The point of the Jubilee, according to Leviticus, is that none of God's people should live in poverty. Especially when others of God's people have money and property and full, fat bellies.
Since the coming of Christianity, the Jubilee celebration has acquired new layers of meaning. In a publication of the Vatican, written especially for the Holy Year 2000, it is said to be the time for punishment for sins, for remission of sins, for reconciliation among enemies, for conversion and for the penitence of the sacrament.
In the Catholic tradition, Jubilees are now celebrated every 25 years. But this Jubilee is different, explains Pope John Paul II, "The 2,000 years since the birth of Christ represent an extraordinary Jubilee, not only for Christians, but indirectly for all of humanity." In a papal bull he evokes the memory of the Jubilee of 1300. That's when Pope Boniface VIII offered abundant remission of sins to those who would visit St.

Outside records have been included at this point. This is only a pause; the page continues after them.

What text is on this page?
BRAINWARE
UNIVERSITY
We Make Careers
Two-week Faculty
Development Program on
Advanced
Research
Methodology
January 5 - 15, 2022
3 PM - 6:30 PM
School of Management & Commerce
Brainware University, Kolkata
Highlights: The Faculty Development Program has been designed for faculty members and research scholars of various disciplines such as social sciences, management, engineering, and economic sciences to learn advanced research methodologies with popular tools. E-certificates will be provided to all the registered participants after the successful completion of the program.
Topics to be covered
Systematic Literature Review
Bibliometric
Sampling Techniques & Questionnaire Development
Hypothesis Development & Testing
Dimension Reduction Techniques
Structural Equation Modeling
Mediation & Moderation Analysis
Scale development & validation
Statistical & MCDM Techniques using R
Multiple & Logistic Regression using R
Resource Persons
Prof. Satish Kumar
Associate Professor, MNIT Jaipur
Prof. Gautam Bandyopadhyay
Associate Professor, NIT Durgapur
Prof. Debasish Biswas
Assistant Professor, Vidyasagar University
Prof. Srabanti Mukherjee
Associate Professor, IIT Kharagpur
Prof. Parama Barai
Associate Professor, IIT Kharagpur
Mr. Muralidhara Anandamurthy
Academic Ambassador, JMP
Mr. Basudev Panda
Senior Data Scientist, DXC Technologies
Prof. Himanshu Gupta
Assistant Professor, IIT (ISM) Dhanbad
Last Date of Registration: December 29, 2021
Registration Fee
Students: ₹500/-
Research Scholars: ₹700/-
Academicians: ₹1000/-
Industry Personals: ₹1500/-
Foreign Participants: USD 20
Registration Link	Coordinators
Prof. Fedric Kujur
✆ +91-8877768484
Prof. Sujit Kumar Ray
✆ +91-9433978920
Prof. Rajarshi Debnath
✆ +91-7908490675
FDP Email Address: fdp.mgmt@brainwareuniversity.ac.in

Peter's Basilica in the Eternal City.
During 2000, faithful Catholics may make a pilgrimage in order to acquire a Jubilee indulgence. The indulgence is defined as "the remission before God of the temporal punishment for already pardoned sins." In other words, an indulgence presumes that the penitent sinner has already been forgiven by God.

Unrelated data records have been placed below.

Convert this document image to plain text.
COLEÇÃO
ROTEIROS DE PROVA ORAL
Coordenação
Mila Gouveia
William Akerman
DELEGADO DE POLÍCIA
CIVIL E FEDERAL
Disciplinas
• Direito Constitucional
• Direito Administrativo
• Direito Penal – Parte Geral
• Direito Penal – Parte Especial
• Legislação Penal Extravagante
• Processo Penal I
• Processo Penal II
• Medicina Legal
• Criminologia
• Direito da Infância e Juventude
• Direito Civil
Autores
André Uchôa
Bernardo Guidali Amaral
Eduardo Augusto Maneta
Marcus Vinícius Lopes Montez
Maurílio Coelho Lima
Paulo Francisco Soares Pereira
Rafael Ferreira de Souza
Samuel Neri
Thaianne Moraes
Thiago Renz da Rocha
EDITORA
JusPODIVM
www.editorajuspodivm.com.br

Believers may make a pilgrimage to a cathedral near their home. Or they may go to the Holy Land. Or they may come to Rome.
In Rome, they may make a pilgrimage to one of several sites, including the Christian Catacombs or one of the four Patriarchal Basilicas, where they are to take part in Mass, or Vespers or some other pious exercise, ending their worship with "Our Father," a profession of faith and prayer to the Virgin Mary.
Pilgrimages may also include visiting of brothers and sisters in need — those who are sick, imprisoned, or elderly — or a variety of other forms of personal sacrifice. Pilgrimages may be made alone or with a group, and may be made many times throughout the year.
And the pope has made it clear that nations, too, are to use this year to practise forgiveness. Specifically, he urges forgiving the debt of the Third World countries.